Hello.
I just create a fungus genome assembly based on Illumina Short Read (2x150) data by following these steps
- Quality Check and Trimming -> De novo assembly (sapdes) -> Assembly Quality (Quast & BUSCO)
- Reads Mapping to contigs.fasta (to check alignment quality which resulted in 99.98% alignment)

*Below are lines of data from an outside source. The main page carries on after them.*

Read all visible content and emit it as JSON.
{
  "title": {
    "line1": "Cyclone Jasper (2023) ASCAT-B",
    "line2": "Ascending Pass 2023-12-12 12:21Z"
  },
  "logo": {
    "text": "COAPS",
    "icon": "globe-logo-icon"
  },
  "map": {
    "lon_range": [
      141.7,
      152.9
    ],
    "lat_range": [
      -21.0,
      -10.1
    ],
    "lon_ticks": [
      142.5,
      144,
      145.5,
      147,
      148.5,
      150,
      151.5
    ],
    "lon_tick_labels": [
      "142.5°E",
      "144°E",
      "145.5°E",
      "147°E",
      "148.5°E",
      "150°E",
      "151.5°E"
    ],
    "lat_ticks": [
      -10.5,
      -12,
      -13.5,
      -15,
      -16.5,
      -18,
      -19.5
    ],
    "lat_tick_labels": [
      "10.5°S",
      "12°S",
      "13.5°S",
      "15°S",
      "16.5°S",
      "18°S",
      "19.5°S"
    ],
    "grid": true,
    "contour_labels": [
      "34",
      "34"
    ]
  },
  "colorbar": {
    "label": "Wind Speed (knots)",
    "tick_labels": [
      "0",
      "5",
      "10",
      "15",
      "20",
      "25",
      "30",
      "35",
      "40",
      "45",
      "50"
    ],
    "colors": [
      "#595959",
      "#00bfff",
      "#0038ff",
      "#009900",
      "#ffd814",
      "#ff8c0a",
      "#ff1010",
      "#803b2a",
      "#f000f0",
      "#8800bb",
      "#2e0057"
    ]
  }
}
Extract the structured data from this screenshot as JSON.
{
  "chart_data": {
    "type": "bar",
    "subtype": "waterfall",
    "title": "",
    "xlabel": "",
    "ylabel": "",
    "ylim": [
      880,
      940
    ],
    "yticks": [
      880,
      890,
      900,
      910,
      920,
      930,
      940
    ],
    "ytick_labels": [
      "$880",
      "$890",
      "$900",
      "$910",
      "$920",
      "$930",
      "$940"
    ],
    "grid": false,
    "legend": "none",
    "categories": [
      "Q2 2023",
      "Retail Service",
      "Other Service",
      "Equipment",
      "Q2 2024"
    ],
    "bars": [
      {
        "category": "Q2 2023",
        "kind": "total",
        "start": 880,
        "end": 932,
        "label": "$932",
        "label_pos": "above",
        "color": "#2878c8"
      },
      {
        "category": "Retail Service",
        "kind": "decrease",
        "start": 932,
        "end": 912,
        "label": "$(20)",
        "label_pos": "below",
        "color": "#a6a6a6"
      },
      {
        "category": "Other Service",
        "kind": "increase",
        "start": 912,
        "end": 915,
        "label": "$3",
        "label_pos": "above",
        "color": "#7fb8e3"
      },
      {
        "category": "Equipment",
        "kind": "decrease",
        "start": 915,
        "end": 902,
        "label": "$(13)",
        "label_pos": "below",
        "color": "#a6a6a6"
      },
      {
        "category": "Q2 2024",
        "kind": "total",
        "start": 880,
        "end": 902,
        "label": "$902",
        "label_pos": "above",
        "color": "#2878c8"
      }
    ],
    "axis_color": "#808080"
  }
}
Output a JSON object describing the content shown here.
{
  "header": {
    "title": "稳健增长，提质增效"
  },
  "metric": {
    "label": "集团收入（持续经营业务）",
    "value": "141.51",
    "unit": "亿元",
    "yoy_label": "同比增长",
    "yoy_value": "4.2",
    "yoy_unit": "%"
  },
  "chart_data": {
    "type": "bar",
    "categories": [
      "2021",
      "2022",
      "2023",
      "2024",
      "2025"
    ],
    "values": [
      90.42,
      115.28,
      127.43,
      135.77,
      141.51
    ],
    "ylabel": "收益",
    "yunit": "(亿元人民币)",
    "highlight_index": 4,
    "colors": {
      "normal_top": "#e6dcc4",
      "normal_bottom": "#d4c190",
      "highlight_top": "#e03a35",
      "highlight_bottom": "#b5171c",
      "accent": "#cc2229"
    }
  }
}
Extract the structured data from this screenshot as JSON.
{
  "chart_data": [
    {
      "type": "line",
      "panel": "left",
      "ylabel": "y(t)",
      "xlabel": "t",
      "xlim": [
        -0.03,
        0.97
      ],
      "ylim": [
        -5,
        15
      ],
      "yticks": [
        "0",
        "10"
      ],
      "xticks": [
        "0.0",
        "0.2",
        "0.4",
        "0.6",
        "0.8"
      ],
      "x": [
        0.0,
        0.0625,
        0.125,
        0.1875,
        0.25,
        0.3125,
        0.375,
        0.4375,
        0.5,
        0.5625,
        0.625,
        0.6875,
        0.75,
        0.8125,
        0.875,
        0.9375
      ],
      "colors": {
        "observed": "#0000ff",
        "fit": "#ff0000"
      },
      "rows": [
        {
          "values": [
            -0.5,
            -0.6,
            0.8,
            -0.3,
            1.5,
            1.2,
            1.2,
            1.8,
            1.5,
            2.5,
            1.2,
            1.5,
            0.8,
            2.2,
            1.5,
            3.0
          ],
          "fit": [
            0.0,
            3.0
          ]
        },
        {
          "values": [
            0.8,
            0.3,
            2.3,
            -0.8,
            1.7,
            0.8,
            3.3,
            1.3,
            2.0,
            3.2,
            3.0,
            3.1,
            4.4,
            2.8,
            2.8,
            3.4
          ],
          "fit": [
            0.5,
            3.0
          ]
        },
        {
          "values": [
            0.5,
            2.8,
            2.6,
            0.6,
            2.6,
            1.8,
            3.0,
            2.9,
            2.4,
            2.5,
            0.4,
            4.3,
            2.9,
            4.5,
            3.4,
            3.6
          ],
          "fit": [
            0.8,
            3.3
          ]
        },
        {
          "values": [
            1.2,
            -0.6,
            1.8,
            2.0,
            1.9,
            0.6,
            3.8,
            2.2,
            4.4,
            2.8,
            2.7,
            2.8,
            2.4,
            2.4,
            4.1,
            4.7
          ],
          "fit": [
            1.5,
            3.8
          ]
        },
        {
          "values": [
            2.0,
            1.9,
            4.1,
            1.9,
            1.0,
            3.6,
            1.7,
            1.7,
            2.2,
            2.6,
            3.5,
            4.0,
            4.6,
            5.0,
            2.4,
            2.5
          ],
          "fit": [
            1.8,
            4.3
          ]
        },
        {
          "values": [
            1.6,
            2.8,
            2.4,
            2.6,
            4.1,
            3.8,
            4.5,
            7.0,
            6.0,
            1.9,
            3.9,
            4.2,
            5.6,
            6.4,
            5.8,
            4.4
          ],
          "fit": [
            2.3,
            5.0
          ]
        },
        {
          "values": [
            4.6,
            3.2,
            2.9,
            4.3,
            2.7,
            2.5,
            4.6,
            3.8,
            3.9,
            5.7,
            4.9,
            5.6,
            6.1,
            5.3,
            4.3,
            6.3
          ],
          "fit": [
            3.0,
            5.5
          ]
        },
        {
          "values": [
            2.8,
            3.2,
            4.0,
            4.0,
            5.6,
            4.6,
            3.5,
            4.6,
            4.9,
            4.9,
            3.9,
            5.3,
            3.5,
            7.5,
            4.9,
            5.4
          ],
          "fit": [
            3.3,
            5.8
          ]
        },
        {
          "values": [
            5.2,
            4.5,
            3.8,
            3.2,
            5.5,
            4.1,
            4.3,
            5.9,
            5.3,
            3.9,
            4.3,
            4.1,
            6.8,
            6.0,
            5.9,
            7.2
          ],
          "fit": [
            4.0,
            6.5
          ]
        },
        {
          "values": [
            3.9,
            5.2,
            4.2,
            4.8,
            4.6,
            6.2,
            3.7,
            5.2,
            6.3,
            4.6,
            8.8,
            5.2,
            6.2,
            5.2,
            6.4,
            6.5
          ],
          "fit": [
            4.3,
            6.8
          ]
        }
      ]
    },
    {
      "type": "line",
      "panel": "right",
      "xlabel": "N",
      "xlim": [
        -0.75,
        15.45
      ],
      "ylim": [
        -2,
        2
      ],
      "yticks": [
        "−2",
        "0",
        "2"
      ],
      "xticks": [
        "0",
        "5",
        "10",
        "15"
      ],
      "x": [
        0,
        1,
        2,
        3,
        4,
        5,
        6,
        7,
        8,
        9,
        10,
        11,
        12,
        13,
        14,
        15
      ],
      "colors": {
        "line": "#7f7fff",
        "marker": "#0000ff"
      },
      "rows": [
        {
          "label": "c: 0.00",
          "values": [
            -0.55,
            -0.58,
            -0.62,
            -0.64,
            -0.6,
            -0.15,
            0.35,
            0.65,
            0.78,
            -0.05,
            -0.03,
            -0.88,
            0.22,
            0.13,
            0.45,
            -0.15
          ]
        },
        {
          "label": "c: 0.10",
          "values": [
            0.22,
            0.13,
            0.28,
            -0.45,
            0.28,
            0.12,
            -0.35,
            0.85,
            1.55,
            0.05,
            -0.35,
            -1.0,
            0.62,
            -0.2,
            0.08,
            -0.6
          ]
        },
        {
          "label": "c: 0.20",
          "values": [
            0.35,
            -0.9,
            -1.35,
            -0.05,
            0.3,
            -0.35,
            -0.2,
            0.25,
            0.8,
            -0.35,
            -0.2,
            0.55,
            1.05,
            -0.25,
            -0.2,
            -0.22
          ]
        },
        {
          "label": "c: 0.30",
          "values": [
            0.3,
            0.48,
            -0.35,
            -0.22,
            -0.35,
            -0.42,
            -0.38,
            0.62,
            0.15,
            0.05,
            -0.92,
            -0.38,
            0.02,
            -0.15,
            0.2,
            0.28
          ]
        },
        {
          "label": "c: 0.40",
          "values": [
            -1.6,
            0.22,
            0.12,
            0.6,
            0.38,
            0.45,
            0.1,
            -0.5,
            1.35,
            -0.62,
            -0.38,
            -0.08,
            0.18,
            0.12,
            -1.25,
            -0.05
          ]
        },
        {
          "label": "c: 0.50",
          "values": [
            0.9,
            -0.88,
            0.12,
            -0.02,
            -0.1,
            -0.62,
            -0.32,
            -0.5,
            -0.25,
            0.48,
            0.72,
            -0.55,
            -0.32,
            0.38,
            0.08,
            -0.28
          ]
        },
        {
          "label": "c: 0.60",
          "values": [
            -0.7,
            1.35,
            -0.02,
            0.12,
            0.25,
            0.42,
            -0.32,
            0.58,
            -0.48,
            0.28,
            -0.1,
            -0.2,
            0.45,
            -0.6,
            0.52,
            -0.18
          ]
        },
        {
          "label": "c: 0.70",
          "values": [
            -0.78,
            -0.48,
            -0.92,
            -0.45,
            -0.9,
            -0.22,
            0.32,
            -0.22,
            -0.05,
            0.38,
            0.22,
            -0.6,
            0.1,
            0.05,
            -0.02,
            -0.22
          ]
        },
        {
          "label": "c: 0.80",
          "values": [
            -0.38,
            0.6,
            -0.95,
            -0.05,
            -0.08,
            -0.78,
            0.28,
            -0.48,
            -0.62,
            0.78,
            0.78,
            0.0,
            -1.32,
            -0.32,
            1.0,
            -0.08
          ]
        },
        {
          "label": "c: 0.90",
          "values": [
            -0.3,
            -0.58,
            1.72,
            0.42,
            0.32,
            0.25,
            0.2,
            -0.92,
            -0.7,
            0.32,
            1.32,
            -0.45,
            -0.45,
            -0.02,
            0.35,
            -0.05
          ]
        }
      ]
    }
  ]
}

Based on litrature, i found next steps to be
- RepeatMasker / RepeatModeler
- Annotation of assembly (I am susing FunAnnotate)
I am running funannotate in following manner following the Documentation.
#checking if my species is available
funannotate species | grep -i fusarium
#installing the databases
funannotate setup --install all --busco_db fungi --database ~/miniconda3/envs/funannotate/database/ --update --force --wget
# cleaning contigs
funannotate clean --input contigs.fasta --out contigs_clean.fasta --pident 95 --cov 95 --minlen 500 --exhaustive
#sorting contigs
funannotate sort --input contigs_clean.fasta --out contigs_clean_sorted.fasta --base contig
#Masking
funannotate mask --input contigs_clean_sorted.fasta --out contigs_clean_sorted_masked.fasta --cpus 14 --method repeatmasker --repeatmasker_species fusarium
#Prediction
funannotate predict --input contigs_clean_sorted_masked.fasta --out ./assembly_annotation/ --species "Fusarium oxysporum" --strain fungi123 --busco_seed_species fusarium
My Questions are
1: Whats the difference between RepearMasker and RepeatModeler ? is it necessary to run both on assembly (repeatmasker them repeatmodeler)
2: Thesre is a masking step in Funannotate documentation, So what is the ideal way. Run Repeatmasker and Repeatmodelers as a saperate step or just run the funannotate mask
3: when i run "funannotate mask" and select the --method tantan it works but when --method repeatmasker or repeatmodeler it stops with error
FileNotFoundError: [Errno 2] No such file or directory: ./assembly_annotation/contigs_clean_sorted_masked.fasta
how to pewrform this masking step and how to identify the --repeatmasker_species as i am unable to find the list of species in repeatmasker.